< Psalmen 41 >
1 Een psalm van David, voor den opperzangmeester. Welgelukzalig is hij, die zich verstandiglijk gedraagt jegens een ellendige; de HEERE zal hem bevrijden ten dage des kwaads.
Til Sangmesteren; en Psalme af David.
2 De HEERE zal hem bewaren, en zal hem bij het leven behouden; hij zal op aarde gelukzalig gemaakt worden.

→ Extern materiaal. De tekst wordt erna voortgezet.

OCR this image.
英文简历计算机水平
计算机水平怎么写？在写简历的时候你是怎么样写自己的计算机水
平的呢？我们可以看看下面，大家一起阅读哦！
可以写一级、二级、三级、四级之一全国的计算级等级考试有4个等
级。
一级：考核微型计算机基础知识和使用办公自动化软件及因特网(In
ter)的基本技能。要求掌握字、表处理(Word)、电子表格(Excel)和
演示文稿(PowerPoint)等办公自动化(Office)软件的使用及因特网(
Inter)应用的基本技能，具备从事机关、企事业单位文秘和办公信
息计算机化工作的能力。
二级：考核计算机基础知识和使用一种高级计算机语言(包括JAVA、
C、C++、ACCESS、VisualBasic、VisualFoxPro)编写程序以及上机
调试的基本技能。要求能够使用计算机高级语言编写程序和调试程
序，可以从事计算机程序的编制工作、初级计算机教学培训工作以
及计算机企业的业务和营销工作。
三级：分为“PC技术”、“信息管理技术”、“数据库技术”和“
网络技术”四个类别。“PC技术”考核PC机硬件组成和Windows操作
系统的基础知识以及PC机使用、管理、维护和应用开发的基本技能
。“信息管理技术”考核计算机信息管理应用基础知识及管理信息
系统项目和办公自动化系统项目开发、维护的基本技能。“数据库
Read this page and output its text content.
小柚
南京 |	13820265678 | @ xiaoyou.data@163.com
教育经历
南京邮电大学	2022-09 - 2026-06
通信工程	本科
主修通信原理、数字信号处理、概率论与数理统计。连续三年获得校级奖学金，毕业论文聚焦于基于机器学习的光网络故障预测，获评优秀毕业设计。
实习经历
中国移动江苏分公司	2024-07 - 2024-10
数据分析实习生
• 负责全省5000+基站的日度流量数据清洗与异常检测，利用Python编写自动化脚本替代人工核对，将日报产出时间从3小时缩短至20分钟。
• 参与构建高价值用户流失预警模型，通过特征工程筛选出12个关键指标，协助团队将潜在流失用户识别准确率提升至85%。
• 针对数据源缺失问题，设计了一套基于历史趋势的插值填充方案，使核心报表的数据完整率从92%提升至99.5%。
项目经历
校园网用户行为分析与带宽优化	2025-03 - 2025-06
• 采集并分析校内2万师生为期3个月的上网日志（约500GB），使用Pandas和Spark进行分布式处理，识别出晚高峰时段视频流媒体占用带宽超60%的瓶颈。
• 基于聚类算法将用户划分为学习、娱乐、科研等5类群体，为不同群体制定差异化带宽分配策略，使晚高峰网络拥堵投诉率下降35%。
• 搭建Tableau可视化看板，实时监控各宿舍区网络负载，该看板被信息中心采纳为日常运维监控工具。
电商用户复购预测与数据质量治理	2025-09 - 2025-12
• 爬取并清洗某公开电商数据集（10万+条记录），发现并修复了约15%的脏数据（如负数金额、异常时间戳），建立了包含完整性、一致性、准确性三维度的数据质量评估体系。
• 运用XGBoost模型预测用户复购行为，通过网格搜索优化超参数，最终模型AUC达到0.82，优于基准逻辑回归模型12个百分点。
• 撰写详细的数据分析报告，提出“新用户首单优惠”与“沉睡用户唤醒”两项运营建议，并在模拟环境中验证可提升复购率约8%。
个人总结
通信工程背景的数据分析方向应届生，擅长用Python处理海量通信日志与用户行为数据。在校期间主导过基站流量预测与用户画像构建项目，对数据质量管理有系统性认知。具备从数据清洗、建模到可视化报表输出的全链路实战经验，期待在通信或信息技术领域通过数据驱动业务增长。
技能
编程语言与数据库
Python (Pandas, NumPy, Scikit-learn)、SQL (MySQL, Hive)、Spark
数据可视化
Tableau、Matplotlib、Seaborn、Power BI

Geef hem ook niet over in zijner vijanden begeerte.
Salig den, som handler forstandigt imod den ringe; Herren skal redde ham paa den onde Dag.
3 De HEERE zal hem ondersteunen op het ziekbed; in zijn krankheid verandert Gij zijn ganse leger.
Herren skal bevare ham og holde ham ved Live, han skal blive lyksalig paa Jorden; og du skal ikke give ham hen i hans Fjenders Villie.
4 Ik zeide: O HEERE! wees mij genadig; genees mijn ziel, want ik heb tegen U gezondigd.
Herren skal opholde ham paa Sygesengen; du har hjulpet ham op igen fra hvert Sygeleje.
5 Mijn vijanden spreken kwaad van mij, zeggende: Wanneer zal hij sterven, en zijn naam vergaan?
Jeg sagde: Herre! vær mig naadig, helbred min Sjæl; thi jeg har syndet imod dig.
6 En zo iemand van hen komt, om mij te zien, hij spreekt valsheid; zijn hart vergadert zich onrecht; gaat hij uit naar buiten, hij spreekt er van.
Mine Fjender tale ondt om mig: Naar skal han dog dø og hans Navn forgaa?
7 Al mijn haters mompelen te zamen tegen mij; ze bedenken tegen mij, hetgeen mij kwaad is, zeggende:
Og dersom een kommer at se mig, taler han Falskhed, hans Hjerte samler paa Uret; gaar han ud udenfor, da taler han derom.
8 Een Belialsstuk kleeft hem aan; en hij, die nederligt, zal niet weder opstaan.
Alle mine Avindsmænd hviske sammen imod mig; de optænke imod mig det, som er mig ondt.
9 Zelfs de man mijns vredes, op welken ik vertrouwde, die mijn brood at, heeft de verzenen tegen mij grotelijks verheven.
De sige: Der hænger en Niddingsdaad fast ved ham, og saasom han ligger, skal han ikke staa op mere.
10 Maar Gij, o HEERE! wees mij genadig, en richt mij op; en ik zal het hun vergelden.
Ogsaa den Mand, som havde Fred med mig, hvem jeg forlod mig paa, som aad mit Brød, han opløftede sin Hæl imod mig.
11 Hierbij weet ik, dat Gij lust aan mij hebt, dat mijn vijand over mij niet zal juichen.
Men du, Herre! vær mig naadig og rejs mig op, saa vil jeg betale dem.
12 Want mij aangaande, Gij onderhoudt mij in mijn oprechtigheid, en Gij stelt mij voor Uw aangezicht in eeuwigheid.
Derpaa kender jeg, at du har Behagelighed til mig, at min Fjende ikke skal faa Glæde over mig.
13 Geloofd zij de HEERE, de God Israels, van eeuwigheid en tot in eeuwigheid! Amen, ja, amen.
Men mig opholder du og sætter mig for dit Ansigt evindelig i min Oprigtighed. Lovet være Herren, Israels Gud, fra Evighed og indtil Evighed! Amen, ja, Amen.